The involvement of GPs is not coincidental. They work closely with the general population – at the nexus between science and society, and between disease and normality. While they need to identify and treat disease as early as possible, they also observe how increasing medicalisation underlies problematic tendencies in the population, among politicians and in the medical community. Overdiagnosis is one of these tendencies.
As part of a targeted effort to inspire reflection in the medical community on overdiagnosis, in January 2015 the Norwegian College of General Practice established a reference group. One need that was identified was to summarise arguments that our colleagues can use when faced with requests from patients as well as politicians and the media for services whose benefits are questionable.

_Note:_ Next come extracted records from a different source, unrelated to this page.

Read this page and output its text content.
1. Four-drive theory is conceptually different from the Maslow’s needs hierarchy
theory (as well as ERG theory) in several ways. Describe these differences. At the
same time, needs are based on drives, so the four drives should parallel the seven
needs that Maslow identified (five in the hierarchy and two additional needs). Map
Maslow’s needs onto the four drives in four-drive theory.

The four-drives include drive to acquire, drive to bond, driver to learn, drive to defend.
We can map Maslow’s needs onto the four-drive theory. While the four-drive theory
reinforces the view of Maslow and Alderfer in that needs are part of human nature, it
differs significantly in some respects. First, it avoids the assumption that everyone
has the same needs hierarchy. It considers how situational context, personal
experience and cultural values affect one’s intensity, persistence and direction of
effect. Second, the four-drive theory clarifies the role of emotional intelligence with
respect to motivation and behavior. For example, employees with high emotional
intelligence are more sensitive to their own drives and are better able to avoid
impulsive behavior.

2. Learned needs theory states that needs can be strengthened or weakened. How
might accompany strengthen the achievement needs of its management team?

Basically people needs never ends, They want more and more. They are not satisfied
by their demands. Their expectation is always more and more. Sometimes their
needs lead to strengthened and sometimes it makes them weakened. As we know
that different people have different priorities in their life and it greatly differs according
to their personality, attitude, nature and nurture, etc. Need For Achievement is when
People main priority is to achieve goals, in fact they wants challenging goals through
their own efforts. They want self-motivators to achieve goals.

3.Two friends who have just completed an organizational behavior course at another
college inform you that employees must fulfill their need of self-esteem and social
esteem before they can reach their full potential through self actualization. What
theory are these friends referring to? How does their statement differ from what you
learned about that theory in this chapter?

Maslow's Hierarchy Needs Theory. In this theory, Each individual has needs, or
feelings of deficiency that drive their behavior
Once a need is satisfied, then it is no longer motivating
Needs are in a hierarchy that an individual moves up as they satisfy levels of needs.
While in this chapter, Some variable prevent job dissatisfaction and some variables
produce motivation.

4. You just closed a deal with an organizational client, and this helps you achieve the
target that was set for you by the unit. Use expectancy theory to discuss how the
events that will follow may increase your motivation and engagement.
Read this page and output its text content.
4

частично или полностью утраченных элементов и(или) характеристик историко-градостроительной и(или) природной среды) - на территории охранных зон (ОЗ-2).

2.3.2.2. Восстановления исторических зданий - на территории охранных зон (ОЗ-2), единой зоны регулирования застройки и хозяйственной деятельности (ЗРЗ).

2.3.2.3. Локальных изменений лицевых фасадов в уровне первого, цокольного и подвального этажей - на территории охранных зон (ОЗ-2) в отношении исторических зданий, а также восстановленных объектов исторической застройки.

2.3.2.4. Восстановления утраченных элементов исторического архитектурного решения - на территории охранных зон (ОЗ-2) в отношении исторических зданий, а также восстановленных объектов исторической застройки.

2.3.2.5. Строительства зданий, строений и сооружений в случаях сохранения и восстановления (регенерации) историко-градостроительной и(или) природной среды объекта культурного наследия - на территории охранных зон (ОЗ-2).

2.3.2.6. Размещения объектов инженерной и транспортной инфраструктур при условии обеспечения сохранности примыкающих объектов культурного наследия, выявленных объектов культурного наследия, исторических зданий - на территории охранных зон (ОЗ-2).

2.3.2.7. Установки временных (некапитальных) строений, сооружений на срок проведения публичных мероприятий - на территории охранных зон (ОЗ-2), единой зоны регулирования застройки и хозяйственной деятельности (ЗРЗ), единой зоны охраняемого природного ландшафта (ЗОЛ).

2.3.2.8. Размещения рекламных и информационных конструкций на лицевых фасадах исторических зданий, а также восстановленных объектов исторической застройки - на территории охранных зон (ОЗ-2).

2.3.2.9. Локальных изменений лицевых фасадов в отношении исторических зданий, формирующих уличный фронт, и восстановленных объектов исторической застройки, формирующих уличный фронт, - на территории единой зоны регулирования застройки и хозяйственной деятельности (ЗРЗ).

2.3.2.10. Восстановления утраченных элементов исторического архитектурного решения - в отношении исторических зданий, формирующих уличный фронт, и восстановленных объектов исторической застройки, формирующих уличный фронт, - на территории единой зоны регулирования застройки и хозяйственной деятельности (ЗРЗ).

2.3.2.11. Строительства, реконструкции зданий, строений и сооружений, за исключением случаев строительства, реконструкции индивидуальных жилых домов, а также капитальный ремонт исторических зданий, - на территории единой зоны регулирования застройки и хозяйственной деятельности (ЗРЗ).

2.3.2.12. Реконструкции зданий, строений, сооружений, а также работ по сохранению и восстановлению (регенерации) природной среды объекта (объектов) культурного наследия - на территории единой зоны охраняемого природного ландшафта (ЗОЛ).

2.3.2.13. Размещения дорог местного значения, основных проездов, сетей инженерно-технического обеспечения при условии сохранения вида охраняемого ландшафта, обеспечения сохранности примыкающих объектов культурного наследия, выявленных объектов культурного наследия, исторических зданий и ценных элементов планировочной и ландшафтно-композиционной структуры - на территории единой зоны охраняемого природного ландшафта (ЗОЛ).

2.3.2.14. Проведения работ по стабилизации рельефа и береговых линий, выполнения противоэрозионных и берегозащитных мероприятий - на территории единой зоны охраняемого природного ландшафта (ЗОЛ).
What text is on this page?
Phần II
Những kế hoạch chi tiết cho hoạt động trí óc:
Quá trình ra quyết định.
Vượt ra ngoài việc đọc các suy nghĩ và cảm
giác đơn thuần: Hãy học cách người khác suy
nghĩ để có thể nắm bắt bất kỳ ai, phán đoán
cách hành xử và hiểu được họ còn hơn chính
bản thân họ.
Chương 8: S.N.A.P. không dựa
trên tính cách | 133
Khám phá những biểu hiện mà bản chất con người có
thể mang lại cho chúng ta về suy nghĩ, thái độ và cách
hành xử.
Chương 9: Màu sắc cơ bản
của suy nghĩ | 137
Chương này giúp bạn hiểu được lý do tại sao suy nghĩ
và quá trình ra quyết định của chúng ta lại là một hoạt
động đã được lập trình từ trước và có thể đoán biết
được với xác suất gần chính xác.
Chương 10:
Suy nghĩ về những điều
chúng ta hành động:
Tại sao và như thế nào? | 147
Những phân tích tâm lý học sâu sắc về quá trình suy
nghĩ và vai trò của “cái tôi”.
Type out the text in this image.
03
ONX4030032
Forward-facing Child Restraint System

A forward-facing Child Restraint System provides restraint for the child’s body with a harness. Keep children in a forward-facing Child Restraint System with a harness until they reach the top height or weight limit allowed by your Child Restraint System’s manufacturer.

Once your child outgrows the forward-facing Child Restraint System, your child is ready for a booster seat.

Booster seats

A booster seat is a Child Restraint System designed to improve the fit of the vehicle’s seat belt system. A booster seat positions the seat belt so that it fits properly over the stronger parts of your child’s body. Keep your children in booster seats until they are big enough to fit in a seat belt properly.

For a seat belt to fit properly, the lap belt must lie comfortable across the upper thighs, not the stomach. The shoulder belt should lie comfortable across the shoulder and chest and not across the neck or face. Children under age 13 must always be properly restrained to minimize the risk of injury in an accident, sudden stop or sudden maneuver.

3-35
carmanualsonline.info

The issue is a complex one, and GPs themselves are responsible for significant medical overactivity. However, this in itself is the best argument in favour of working further to achieve clear, well-justified and, as far as possible, unified viewpoints. In the current work programme (12), the Norwegian College of General Practice has decided to develop and promote the position paper on overdiagnosis and related overactivity in collaboration with the reference group, to collaborate with other medical communities and to contribute to the Norwegian Medical Association’s work on this topic.
The position paper was adopted at the board meeting of the Norwegian College of General Practice in April 2016 and presented at the College’s general assembly in May 2016. A draft was presented and discussed at the conference Preventing Overdiagnosis in Washington D.C. in autumn 2015 and in June 2016 at the WONCA Europe Conference in Copenhagen. The document has been translated into English, and at the Nordic leaders’ meeting in Helsinki in August of this year, all the Nordic Colleges of General Practice and general practitioner associations adopted it as the relevant strategy in this area.